Перед кладбищем Л идо Антико мне навстречу проехал рактор «форд» с поднятым плугом, на четырех лемехах которого налипла свежая земля. Девочка, вероятно, лет десяти, мыла могильный камень своей умершей сестры. Между мраморной плитой детской могилы и приделанным к ней стеклом были прикреплены игрушки умершей девочки: кукла, плюшевая кошка и пластмассовая машинка. Слава Богу, я заметил, что каменному ангелу на могиле Франчески Дессены отрубили голову. Mamma e papa con tanto amore! – выбито на большинстве детских могилок. На могильном камне Аллессандро Сальви была изображена голова мертвого ребенка, так же как и на памятнике Франческо Барсотти, но в отличие от Аллессандро Сальви – с открытым ртом. На спине одного маленького мраморного ангела было написано: «Made in Italy». Я смотрел на девочку, вымывшую мокрой губкой памятник своей сестры и начавшей прыгать с одной детской могилы на другую, когда неожиданно заметил одетую в лиловое женщину. На свежей детской могиле с временным жестяным крестом, на который телесного цвета пластырем была приклеена фотография умершей девочки в конфирмационном платье. Анна Джиомини стояла на цветной фотографии в платье с кринолином. Кроме того, на могильный камень был приклеен цветной детский рисунок героя комикса. На одной цветной фотографии был изображен лежащий на спине совершенно обнаженный ребенок с разведенными в стороны ногами. На могильной цветной фотографии фотограф аккуратно заретушировал половые органы девочки. Уходя с кладбища, я увидел пожилую женщину, стоящую на коленях перед могильным камнем своего мужа и целующую его черно-белую фотографию.

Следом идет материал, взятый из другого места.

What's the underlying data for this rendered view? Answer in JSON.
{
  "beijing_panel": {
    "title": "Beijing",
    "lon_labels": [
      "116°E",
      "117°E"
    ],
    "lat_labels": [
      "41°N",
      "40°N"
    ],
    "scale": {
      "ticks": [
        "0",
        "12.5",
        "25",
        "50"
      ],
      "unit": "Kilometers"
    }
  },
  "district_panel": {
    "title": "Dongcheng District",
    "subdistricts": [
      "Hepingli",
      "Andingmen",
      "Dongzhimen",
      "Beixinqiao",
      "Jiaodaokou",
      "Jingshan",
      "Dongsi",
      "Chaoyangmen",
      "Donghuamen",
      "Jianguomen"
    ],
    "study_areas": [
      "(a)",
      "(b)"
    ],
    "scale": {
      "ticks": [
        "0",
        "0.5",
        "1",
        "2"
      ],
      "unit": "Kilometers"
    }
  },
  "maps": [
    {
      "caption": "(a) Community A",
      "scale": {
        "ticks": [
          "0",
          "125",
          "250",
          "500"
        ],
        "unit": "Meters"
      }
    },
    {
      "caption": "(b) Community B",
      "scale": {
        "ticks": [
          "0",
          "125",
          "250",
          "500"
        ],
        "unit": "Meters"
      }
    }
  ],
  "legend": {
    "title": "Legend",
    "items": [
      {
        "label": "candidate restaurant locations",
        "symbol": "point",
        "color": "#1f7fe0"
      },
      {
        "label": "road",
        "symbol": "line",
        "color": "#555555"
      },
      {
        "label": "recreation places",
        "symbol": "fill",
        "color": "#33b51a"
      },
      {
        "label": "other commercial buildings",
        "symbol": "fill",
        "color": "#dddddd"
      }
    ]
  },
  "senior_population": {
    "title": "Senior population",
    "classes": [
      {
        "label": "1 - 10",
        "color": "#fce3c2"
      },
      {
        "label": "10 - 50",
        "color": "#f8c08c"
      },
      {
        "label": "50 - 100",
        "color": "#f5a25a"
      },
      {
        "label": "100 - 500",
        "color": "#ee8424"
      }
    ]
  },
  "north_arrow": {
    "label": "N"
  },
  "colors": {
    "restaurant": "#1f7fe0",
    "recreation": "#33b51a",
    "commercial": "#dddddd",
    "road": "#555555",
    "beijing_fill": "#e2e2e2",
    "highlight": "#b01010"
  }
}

Под мышкой Распятого на стоящем почти в тридцатиметровом, похожем на туннель церковном винном погребе на своей паутине висел мертвый паук. Лицо Господа из Назарета полностью покрыто белой плесенью. Вися на четках и при каждом шаге вперед ударяя по своим бедрам, все время совершая то оборот, то пол-оборота вокруг своей оси, забальзамированный двухмесячный зародыш, абортированный монахиней, приносящей церковное вино.